With a Festival as rich and varied as this one, it’s easy to overlook an unusual or important program. One we want to make sure you don’t miss is the collaboration between Voices of Music and the San Francisco Girls Chorus, in their co-presentation of Henry Purcell’s Dido and Aeneas.
It might not be obvious that a collaboration between an early music ensemble and a girls chorus would represent a significant innovation in historical performance—even with a group as distinguished as Grammy award-winning SFGC, but in this case it’s very much worth paying attention. For this concert program is comprised of works written for and first performed by girls.
Purcell’s only full opera, Dido and Aeneas was performed around 1688 at Josiah Priest’s Girls School in Chelsea, London. No musical score survives from this performance; so this concert is a recreation of what may have been heard at this time. The libretto was written by English poet laureate Nahum Tate and is based on Book IV of Virgil’s Aeneid. It tells the tragic tale of Dido, the Queen of Carthage, and Aeneas, a Trojan Prince, who arrives ship-wrecked on his way from Troy to found Rome.
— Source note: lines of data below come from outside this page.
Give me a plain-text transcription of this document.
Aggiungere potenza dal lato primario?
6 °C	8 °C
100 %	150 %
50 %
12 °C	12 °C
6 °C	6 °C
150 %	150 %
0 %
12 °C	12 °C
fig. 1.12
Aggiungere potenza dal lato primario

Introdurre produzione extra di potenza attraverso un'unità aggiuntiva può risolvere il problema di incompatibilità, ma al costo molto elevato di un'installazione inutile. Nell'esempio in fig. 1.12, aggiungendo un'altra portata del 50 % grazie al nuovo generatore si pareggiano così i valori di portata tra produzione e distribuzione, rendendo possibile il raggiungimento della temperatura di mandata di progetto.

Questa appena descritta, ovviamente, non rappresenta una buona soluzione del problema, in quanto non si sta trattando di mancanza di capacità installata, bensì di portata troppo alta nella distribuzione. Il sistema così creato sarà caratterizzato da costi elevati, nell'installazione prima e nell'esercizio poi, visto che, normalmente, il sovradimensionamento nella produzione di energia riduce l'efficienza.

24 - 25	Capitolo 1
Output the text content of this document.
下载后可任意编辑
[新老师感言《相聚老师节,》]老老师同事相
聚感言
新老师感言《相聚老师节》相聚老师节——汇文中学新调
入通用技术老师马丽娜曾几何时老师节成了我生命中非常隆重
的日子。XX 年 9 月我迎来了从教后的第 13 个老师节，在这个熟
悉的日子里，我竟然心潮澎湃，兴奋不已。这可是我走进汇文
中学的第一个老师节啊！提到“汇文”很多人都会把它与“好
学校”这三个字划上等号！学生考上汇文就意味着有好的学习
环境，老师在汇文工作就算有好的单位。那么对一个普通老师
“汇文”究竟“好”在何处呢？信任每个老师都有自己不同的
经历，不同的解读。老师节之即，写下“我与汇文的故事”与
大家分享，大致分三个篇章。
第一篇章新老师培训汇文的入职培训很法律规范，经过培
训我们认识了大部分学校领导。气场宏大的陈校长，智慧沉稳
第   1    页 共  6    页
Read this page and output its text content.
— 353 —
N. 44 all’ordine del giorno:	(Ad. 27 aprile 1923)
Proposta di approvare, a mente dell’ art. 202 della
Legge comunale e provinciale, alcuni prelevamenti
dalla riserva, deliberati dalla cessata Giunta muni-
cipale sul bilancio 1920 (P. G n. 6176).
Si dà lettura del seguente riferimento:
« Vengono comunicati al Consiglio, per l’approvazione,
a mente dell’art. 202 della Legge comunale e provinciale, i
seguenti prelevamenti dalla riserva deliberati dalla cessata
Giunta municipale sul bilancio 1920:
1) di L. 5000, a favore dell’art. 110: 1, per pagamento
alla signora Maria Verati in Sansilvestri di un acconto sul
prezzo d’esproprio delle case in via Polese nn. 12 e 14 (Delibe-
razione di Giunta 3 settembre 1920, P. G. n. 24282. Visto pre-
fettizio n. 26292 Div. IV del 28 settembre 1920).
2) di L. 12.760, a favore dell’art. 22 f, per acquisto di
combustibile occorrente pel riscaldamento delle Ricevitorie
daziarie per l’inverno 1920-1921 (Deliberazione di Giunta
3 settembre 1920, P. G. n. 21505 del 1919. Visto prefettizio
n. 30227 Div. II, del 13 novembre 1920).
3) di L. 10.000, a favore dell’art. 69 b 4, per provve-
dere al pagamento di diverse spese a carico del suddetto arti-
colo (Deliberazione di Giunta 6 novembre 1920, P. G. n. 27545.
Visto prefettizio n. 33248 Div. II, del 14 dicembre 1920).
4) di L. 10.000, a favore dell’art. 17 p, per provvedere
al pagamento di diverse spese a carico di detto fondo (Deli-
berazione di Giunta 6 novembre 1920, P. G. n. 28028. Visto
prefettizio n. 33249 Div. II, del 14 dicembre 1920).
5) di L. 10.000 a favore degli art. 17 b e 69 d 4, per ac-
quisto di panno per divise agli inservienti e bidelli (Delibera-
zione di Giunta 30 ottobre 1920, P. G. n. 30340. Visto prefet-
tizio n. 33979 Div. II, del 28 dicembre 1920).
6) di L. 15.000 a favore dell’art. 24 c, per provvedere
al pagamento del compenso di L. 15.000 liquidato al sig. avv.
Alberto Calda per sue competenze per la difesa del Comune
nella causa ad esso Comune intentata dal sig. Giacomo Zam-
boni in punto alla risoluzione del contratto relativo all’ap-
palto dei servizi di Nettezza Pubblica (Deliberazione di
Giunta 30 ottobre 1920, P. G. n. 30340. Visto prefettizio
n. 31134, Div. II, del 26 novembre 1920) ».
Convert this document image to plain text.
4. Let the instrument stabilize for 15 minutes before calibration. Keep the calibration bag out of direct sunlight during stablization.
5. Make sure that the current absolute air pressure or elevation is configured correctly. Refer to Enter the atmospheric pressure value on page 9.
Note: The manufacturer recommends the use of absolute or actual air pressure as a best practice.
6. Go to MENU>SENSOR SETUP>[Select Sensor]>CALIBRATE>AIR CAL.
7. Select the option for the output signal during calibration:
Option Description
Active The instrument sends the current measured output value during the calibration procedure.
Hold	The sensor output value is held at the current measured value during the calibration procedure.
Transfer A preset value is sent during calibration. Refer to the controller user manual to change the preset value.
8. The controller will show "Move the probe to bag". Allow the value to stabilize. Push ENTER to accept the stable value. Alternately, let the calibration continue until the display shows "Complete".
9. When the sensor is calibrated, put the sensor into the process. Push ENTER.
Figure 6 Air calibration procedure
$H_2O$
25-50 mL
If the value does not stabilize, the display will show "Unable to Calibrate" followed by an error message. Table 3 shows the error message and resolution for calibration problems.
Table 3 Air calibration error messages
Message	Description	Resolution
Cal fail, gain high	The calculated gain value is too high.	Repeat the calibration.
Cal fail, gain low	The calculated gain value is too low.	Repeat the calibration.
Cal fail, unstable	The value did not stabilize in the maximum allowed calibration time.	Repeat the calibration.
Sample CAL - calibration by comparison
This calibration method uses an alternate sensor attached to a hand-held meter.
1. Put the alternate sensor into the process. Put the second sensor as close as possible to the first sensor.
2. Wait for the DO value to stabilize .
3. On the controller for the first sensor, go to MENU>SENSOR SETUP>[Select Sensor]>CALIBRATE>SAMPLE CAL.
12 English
Dido and Aeneas fall in love, but meanwhile an evil sorceress and her witches plot Dido’s destruction. Forced to choose between passion and duty, Aeneas and his sailors prepare to leave, much to the witches’ delight. Dido, who cannot live without him, is absolutely heartbroken and the opera ends with Dido’s plangent lament: “Remember me, but ah! forget my fate.”
The opera will be presented twice, on Thursday, June 7, at 7:30 p.m., and Saturday, June 9. at 11:00 a.m. The June 7 performance will also include works by Vivaldi and Porpora, featuring young baroque violin virtuoso Alana Youssefian performing Vivaldi’s Concerto in D Major fatto per la Solennità della S. Lingua di S. Antonio in Padova RV 21, as well as the San Francisco Girls Chorus in two works by Vivaldi and Porpora written specifically for the girls at the Ospedale della Pietà in Venice. This is music by two great composers showing their mastery of writing groups of young women and girls. Both Nicola Porpora (1686–1768) and Antonio Vivaldi (1678–1741) wrote for the Ospedali in Venice. These remarkable institutions served a dual role both as orphanages for girls as well as excellent schools. They provided rare opportunities for young women, both singers and instrumentalists, to become highly trained professional musicians and offered them performance opportunities that otherwise would have been non-existent.
The Saturday morning program will reprise Purcell’s opera only and is specially priced at $25. For those with a serious interest in the opera, musicologist John Prescott and literary scholar Nicholas Jones will give a collaborative lecture and exploration of Dido’s beauties and peculiarities on Thursday at 10:00 a.m. Tickets are $15 and available at the door.
Tickets to Dido and Aeneas are available online or at the door. Voices of Music is directed by Hanneke van Proosdij and David Tayler, the San Francisco Girls Chorus is directed by Valérie Sainte-Agathe.